Mediating Contested Wills Claims - Patrick Taylor
“Mediation is not just about one side getting what they want. That is a misconception...” HHJ Catherine Newman QC.
I am regularly appointed to mediate disputes about the validity of a will. Almost by definition they involve claims by family members against other family members.
The facts are always sad. A person has died and whatever else, his or her intentions certainly were not that there should be an almighty battle between his or her loved ones, swallowing up the bulk, if not the entirety, of the estate in legal fees. It happens all too frequently.
When mediating cases of this type, all too commonly at least one party assumes that, whatever the outcome, their costs will be paid out of the Estate. The consequence being that the challenging party, if this were correct, has a ‘risk free’ run at the claim. If successful he or she would recover an interest in the Estate and if not, would have the costs paid anyway (or would be covered by conditional fee arrangements). Executors, Personal Representatives and beneficiaries can easily be held to ransom.
In one mediation, I recall there were at least 5 parties represented including family members but also charities expecting to benefit from a bequest in the will. These were not national but local charities, desperately in need of resources. As usual, at the start of the mediation, I gathered in details of the legal fees each party had already incurred; and what they expected to spend up to the conclusion of trial. The proceedings were still some way from trial. The sad reality was that if all parties expected the costs they had already incurred to be paid out of the Estate, there would be nothing left to fight over - even by the time the mediation was taking place!
It was with interest then that I read the judgment of Mrs Catherine Newman QC sitting as High Court Judge in the case of Christopher Burgess v Jennifer Penny and anr. The Judgment is a welcome reminder of the circumstances in which the Court might depart from the general rule that costs follow the event and the special situations operating as exceptions to the general rule in probate cases.
The warring parties were siblings. On one side, Mr Burgess (who it seems had already made himself financially secure) and, on the other, his two sisters, Mrs Penny and Mrs Kennard. The dispute arose as to the validity of a will in 2013.
There were three issues which the Court had to determine:
- Issue 1 – was the 2013 will duly executed?
- Issue 2 – did the Testator know of and approve the contents of her will?
- Issue 3 – had the Testator effectively revoked her previous will?
The Claimant failed on the first point but succeeded on the second and third. The Judge stated that the starting point (following the general rule that costs follow the event) would be that the Defendants should pay half of the Claimant’s costs and the Claimant should pay half of the Defendants’ costs.
The Judge then set out exceptions to the general rule on costs in probate cases deriving from Spiers v English and affirmed in Kostic v Chaplin. I will not attempt to re-state the principles because they are set out in the judgment. The Judge listed various principles guiding her in exercising her discretion on costs. She posed the question:
“Would departing from the general rule encourage fruitless litigation spurred on by a belief that all of the costs will come out of the estate? The courts are increasingly alert to the dangers of encouraging litigation and discouraging settlement of doubtful claims if costs are allowed out of the estate to the unsuccessful party”.
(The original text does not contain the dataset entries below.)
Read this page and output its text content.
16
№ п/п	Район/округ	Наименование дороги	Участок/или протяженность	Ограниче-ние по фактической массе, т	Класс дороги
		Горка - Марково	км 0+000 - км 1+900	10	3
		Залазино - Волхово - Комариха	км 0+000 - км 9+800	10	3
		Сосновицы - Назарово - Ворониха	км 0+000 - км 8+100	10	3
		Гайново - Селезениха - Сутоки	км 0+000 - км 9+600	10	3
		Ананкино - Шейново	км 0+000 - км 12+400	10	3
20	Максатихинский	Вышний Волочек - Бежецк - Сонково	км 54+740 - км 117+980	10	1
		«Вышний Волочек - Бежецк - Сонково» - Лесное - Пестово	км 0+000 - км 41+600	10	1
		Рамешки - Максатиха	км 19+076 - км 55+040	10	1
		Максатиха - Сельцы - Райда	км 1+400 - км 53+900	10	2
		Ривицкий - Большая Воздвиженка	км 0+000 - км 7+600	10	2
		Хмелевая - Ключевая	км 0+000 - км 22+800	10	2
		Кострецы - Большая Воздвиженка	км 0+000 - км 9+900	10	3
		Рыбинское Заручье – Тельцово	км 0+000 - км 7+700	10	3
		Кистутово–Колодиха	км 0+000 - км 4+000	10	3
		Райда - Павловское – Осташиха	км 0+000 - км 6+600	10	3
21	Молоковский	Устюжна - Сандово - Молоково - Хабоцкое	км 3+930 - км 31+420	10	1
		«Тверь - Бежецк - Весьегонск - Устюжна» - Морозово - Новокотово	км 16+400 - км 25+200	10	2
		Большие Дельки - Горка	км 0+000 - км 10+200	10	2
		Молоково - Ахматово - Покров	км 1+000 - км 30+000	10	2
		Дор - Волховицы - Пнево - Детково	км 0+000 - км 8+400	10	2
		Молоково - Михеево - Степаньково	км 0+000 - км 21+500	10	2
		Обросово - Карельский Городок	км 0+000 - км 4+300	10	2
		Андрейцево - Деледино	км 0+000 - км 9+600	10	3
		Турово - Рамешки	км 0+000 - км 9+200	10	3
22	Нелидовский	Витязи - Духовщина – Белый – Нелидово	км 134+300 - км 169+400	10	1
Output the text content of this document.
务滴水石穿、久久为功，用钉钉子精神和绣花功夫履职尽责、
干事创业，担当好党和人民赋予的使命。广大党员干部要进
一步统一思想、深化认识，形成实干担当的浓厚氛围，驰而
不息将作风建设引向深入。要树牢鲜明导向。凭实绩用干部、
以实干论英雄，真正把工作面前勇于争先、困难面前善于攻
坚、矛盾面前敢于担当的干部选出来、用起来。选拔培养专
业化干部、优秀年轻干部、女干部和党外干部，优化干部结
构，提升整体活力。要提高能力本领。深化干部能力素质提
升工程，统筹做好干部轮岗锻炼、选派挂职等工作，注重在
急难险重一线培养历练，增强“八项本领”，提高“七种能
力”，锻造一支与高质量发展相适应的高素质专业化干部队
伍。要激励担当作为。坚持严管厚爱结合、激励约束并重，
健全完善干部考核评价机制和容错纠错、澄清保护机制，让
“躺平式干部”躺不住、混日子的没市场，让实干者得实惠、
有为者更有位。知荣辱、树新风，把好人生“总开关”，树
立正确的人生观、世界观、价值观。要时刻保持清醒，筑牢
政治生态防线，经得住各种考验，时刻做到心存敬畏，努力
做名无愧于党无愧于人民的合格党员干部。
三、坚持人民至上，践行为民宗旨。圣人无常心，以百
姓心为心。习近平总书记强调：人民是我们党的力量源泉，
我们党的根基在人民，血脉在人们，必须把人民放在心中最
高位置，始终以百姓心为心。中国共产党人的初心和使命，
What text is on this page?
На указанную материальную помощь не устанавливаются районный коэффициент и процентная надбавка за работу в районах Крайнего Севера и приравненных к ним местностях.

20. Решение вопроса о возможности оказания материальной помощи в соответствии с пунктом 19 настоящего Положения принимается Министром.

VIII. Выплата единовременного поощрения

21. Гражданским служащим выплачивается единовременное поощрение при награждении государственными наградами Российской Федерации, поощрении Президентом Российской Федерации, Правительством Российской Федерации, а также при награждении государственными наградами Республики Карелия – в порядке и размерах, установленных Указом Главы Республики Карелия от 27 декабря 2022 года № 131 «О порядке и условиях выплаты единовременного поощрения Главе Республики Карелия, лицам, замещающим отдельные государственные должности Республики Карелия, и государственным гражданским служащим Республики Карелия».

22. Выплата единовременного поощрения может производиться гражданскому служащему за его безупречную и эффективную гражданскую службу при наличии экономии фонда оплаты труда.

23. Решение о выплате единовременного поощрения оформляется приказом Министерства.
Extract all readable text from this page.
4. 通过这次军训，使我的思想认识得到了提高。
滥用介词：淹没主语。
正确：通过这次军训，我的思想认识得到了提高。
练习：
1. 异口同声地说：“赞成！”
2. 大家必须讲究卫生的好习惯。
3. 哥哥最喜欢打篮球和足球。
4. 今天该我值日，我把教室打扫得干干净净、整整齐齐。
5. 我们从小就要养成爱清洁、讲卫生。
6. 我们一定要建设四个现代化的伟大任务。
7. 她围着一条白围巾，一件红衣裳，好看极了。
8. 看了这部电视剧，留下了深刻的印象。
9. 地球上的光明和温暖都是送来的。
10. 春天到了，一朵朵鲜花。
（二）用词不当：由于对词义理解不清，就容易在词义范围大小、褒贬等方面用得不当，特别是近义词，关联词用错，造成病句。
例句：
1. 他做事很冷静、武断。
The Judge decided that it was appropriate to depart from the general rule and the special situations. First, because “….High Court litigation to challenge a will, the provisions of which all possible beneficiaries profess to be happy with, is not obviously reasonable”. Second, because part of the case advanced by the Defendants was ‘at best a speculative claim‘ and ‘went further than [was] reasonable’.
Refusal to mediate
The Court also heard arguments about the (un)reasonableness of the Defendants’ “complete refusal” to mediate. The Defendants’ argued that their refusal to mediate was not unreasonable because they wanted the Claimant to admit that “…what he had done was wrong”.
Remember, the Defendants maintained that they were content with the division of their mother’s estate and so the financial outcome, ignoring costs, was somewhat academic. In this light the Judge questioned why such contentious litigation was necessary at all.
The Judge then demonstrated her insight into the mediation process. She said,
“…. mediation is not just about one side getting what they want. That is a misconception of the purpose of mediation. Mediation should be about attempting to reach a solution which both parties can live with as a better alternative to litigation. A trained mediator would have told the Defendants that in litigation they might well not get the admission they were seeking (and indeed they did not). Taking at face value their assertion that they were happy with an equal division of the estate, all parties could have focussed on who was to take the grant, and, since the discussion on the eve of Freda's funeral (referred to in detail in the judgment), it was apparent that the Claimant did not want to take the grant on his own if at all, I surmise that he would have been open to such a discussion”.
Unsurprisingly the Judge refused to award that the Defendants’ costs should be paid out of the net Estate. To do so the Judge said “…would be an encouragement to obduracy”. The order made was that each party should pay their own costs.
I have no doubt, that solicitors acting in disputed will cases are doing their very best to prove their clients’ cases. To echo the words of Catherine Newman, let’s hope that they advise their clients to mediate early and with an open mind, so they can reach a solution their clients can live with. Maybe then the clients can start to build peace within their families.